Informasi ini diperoleh dari sumber terpercaya yang meminta identitasnya dirahasiakan. Sumber menyebutkan bahwa dana PIP yang sejatinya diperuntukkan membantu kebutuhan personal pendidikan siswa dari keluarga kurang mampu, diduga dipotong dengan nominal tertentu.


Kronologi Konfirmasi

Untuk memastikan kebenaran informasi tersebut, wartawan turun langsung ke lapangan pada 25 Februari 2026. Saat hendak melakukan konfirmasi di lingkungan SMKN 1 Pulau Palas, kepala sekolah justru mempertanyakan surat tugas dan kartu identitas pers.

Wartawan telah menunjukkan surat tugas resmi serta kartu pengenal sesuai dengan ketentuan Undang-Undang Nomor 40 Tahun 1999 tentang Pers

Namun, dialog berubah menjadi perdebatan. Dalam situasi tersebut, kepala sekolah disebut menepuk meja saat adu argumen berlangsung.
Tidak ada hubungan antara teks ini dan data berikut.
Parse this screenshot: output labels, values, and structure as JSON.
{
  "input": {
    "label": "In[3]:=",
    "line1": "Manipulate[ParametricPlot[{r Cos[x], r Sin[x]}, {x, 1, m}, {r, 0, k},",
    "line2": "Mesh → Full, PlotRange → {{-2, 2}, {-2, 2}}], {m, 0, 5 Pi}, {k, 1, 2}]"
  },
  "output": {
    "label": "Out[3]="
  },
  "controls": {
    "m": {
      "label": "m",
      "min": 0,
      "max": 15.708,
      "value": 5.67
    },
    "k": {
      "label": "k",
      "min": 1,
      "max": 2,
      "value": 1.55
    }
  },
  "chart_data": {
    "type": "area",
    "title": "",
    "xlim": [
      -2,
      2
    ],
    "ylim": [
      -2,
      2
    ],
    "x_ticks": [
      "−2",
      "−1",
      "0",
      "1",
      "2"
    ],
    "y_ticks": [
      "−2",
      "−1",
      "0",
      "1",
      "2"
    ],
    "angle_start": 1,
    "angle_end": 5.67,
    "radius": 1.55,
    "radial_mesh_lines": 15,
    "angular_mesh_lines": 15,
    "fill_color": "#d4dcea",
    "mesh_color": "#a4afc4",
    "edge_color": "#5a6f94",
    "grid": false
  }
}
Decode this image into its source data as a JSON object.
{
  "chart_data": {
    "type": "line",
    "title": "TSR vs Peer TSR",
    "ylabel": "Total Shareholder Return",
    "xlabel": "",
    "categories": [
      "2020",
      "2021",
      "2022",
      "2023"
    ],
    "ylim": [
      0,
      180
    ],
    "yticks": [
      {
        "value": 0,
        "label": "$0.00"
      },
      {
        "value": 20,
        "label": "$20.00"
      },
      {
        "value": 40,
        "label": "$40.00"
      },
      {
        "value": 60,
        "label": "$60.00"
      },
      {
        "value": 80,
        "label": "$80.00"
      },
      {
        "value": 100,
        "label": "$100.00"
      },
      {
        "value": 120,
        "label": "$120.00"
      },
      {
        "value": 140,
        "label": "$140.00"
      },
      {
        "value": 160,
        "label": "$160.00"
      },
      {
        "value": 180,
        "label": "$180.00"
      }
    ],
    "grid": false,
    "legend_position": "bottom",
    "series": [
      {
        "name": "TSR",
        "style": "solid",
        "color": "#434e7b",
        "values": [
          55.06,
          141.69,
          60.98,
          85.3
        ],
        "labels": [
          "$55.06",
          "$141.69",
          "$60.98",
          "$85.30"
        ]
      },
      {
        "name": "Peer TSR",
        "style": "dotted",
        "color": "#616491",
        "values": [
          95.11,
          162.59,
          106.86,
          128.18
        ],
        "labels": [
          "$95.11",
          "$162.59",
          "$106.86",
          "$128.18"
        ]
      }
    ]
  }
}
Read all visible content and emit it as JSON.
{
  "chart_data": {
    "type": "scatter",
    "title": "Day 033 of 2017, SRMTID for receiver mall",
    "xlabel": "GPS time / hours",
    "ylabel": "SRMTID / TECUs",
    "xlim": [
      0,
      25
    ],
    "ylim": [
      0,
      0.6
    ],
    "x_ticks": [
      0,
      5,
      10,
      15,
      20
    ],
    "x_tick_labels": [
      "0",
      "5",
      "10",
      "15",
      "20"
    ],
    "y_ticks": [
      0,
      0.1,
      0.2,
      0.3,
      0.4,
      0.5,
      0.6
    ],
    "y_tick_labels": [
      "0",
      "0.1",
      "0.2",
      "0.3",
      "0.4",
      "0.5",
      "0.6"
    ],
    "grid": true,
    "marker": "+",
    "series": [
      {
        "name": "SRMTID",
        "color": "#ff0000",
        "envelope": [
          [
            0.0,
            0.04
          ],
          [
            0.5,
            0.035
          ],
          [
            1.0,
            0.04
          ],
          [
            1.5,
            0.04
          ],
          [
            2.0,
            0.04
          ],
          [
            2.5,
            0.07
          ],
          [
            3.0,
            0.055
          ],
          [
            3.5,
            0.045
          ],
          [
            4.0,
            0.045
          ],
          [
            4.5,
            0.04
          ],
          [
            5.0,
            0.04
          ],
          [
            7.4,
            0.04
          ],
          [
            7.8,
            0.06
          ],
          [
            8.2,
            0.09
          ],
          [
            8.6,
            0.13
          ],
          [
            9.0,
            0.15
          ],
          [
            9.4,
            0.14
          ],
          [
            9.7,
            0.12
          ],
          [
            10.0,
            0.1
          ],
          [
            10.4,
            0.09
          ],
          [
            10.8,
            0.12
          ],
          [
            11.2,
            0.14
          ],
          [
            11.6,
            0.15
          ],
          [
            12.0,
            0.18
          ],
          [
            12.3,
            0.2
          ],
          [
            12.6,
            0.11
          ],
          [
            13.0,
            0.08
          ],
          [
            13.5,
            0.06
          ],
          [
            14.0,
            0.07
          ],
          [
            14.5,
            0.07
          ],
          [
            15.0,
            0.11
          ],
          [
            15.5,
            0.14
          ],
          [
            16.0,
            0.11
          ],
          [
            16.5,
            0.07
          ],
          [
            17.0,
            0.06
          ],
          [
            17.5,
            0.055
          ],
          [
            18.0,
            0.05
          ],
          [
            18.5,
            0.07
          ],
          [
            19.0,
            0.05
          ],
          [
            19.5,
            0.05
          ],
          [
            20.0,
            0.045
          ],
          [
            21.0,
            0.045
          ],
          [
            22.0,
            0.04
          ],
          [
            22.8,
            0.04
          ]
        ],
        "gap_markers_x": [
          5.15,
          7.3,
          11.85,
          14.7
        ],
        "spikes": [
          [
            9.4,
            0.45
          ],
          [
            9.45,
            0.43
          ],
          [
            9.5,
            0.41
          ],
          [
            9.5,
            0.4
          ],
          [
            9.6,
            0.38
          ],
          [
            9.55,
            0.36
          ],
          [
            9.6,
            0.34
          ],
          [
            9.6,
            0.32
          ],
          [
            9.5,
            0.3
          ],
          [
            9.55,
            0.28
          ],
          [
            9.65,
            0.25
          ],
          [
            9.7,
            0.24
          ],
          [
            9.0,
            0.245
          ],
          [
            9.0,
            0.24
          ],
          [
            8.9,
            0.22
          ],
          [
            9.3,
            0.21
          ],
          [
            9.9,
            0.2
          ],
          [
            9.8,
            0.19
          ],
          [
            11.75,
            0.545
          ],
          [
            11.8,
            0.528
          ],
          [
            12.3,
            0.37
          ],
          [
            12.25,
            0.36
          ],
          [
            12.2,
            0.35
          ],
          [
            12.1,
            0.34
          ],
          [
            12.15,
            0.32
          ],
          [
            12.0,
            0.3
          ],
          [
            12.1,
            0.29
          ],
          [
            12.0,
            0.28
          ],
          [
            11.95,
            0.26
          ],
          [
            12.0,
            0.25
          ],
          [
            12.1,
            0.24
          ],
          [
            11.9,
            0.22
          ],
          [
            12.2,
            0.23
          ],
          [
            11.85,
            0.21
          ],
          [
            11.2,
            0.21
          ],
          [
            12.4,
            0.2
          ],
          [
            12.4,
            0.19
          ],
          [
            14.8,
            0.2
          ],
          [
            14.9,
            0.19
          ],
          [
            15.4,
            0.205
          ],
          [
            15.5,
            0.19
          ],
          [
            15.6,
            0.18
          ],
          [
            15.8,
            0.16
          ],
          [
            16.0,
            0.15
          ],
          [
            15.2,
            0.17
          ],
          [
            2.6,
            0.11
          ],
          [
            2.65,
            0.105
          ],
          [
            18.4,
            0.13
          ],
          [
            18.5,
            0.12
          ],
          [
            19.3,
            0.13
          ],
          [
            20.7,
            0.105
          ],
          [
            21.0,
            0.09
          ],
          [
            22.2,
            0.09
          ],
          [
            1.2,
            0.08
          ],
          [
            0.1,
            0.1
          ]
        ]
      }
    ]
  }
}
Sikap tersebut menuai tanda tanya. Sebagai pejabat publik sekaligus tenaga pendidik, respons terhadap kontrol sosial dari insan pers seharusnya dilakukan secara terbuka dan profesional.


Hasil investigasi di lapangan juga mengungkap adanya rapat komite bersama wali murid. Untuk kelas X dan XI disebutkan adanya kesepakatan Rp50.000, sementara kelas XII sebesar Rp400.000 yang dapat dicicil menjelang kegiatan perpisahan.


Namun, persoalan menjadi krusial apabila pungutan tersebut dikaitkan dengan dana PIP atau bersifat wajib. Dana PIP merupakan bantuan sosial dari pemerintah melalui Kementerian Pendidikan, Kebudayaan, Riset, dan Teknologi yang harus digunakan sepenuhnya untuk kebutuhan personal siswa penerima.


Mengacu pada Permendikbud Nomor 10 Tahun 2020 tentang Program Indonesia Pintar, dana PIP tidak boleh dipotong, dialihkan, atau dimanfaatkan untuk kepentingan di luar kebutuhan pendidikan pribadi siswa.


Selain itu, Permendikbud Nomor 75 Tahun 2016 tentang Komite Sekolah menegaskan bahwa komite sekolah dilarang melakukan pungutan kepada peserta didik. Sumbangan pun harus bersifat sukarela, tidak ditentukan nominal, dan tidak mengikat.


Undang-Undang Nomor 20 Tahun 2003 tentang Sistem Pendidikan Nasional juga menegaskan prinsip penyelenggaraan pendidikan tanpa diskriminasi dan tanpa membebani peserta didik secara tidak sah.


Publik kini mempertanyakan: mungkinkah seorang kepala sekolah tidak mengetahui adanya kebijakan pungutan sebesar Rp400.000 terhadap siswa? Apalagi jika dikaitkan dengan bantuan pemerintah yang jelas peruntukannya.


Jika benar terjadi pemotongan dana PIP, maka hal tersebut bukan hanya pelanggaran administratif, tetapi berpotensi melanggar hukum dan mencederai hak siswa kurang mampu.


Hingga berita ini ditayangkan, pihak sekolah belum memberikan klarifikasi resmi secara tertulis. Masyarakat Pulau Palas dan tembilahan Inhil menunggu sikap tegas dari dinas pendidikan dan instansi terkait untuk memastikan kebenaran dugaan ini.


Pers sebagai pilar keempat demokrasi memiliki fungsi kontrol sosial. Transparansi dan akuntabilitas dalam pengelolaan dana pendidikan adalah keharusan. Jika dunia pendidikan tercoreng oleh praktik yang tidak sesuai aturan, maka kepercayaan publiklah yang menjadi taruhannya.